Much of wellness is now about providing incentivizes for weight loss. In addition to the lack of evidence that weight loss saves money (Lewis, A, Khanna V, Montrose S., “It’s time to disband corporate weight loss programs,” Am J Manag Care, In press, February 2015), financial incentives tied to weight loss between two weigh-ins may encourage overeating before the first weigh-in and crash-dieting before the second, both of which are unhealthy. One large health plan offers a weight-loss program that is potentially unhealthier still, encouraging employees to use the specific weight-loss drugs that Dartmouth’s Steven Woloshin and Lisa Schwartz have argued in the Journal of the American Medical Association never should have been approved because of the drugs’ potential harms.
In sum, with tens of millions of employees subjected to these unpopular and expensive programs, it is time to reconfigure workplace wellness.
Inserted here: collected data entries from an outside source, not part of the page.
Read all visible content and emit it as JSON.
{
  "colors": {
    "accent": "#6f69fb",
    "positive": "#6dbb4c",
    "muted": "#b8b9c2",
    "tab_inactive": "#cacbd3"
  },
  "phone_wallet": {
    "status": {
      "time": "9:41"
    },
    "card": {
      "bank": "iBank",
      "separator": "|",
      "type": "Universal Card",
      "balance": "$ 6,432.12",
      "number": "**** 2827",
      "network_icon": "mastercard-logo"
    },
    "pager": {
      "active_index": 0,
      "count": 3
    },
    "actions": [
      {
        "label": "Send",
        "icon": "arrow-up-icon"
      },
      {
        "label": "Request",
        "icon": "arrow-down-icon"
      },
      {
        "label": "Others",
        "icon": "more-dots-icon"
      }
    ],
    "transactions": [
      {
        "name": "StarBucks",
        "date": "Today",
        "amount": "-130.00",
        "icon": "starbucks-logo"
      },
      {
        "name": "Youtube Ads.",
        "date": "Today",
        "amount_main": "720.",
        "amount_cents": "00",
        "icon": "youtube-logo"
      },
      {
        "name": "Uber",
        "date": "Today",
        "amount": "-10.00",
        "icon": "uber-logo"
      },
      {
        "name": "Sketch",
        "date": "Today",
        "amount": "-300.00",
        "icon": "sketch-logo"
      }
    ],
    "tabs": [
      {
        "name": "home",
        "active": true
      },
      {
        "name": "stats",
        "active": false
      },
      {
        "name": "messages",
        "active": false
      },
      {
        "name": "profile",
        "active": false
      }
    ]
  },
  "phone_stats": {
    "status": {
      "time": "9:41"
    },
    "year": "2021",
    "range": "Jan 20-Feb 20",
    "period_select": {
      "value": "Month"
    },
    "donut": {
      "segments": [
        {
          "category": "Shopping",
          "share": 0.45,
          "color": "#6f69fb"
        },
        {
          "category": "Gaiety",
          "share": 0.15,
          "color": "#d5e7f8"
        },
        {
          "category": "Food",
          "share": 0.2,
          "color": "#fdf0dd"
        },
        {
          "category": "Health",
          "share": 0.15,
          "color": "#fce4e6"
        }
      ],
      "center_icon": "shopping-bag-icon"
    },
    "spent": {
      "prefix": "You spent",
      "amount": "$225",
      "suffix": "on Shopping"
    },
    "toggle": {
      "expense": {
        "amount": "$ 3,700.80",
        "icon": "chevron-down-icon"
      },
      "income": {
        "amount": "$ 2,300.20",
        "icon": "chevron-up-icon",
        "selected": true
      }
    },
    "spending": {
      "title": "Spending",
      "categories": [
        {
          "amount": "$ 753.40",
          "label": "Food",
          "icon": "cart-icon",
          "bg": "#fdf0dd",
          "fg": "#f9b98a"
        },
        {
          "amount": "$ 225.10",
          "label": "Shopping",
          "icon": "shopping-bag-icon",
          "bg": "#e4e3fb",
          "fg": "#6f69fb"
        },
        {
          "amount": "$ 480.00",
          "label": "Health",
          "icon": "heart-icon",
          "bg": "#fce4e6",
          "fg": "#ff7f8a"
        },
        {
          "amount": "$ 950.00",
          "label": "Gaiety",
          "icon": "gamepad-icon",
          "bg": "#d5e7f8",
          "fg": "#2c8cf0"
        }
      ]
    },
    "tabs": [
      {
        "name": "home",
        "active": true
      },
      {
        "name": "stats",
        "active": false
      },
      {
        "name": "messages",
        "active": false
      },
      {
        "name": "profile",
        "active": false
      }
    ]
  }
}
Because today’s conventional programs fail to pay for themselves and confer no proven net health benefit (and may on balance hurt health through over-diagnosis and promotion of unhealthy eating patterns), conventional wellness programs may fail the Americans with Disabilities Act’s “business necessity” standard if the financial forfeiture for non-participants is deemed coercive, as is alleged in employee lawsuits against three companies, including Honeywell.
Especially in light of these lawsuits, a viable course of action — which is also the economically preferable solution for most companies and won’t harm employee health — is simply to pause, demand that vendors and consultants answer open questions about their programs and await more guidance from the administration. A standard that “wellness shall do no harm,” by being in compliance with the USPSTF (as well as the preponderance of the literature where the USPSTF is silent), would be a good starting point.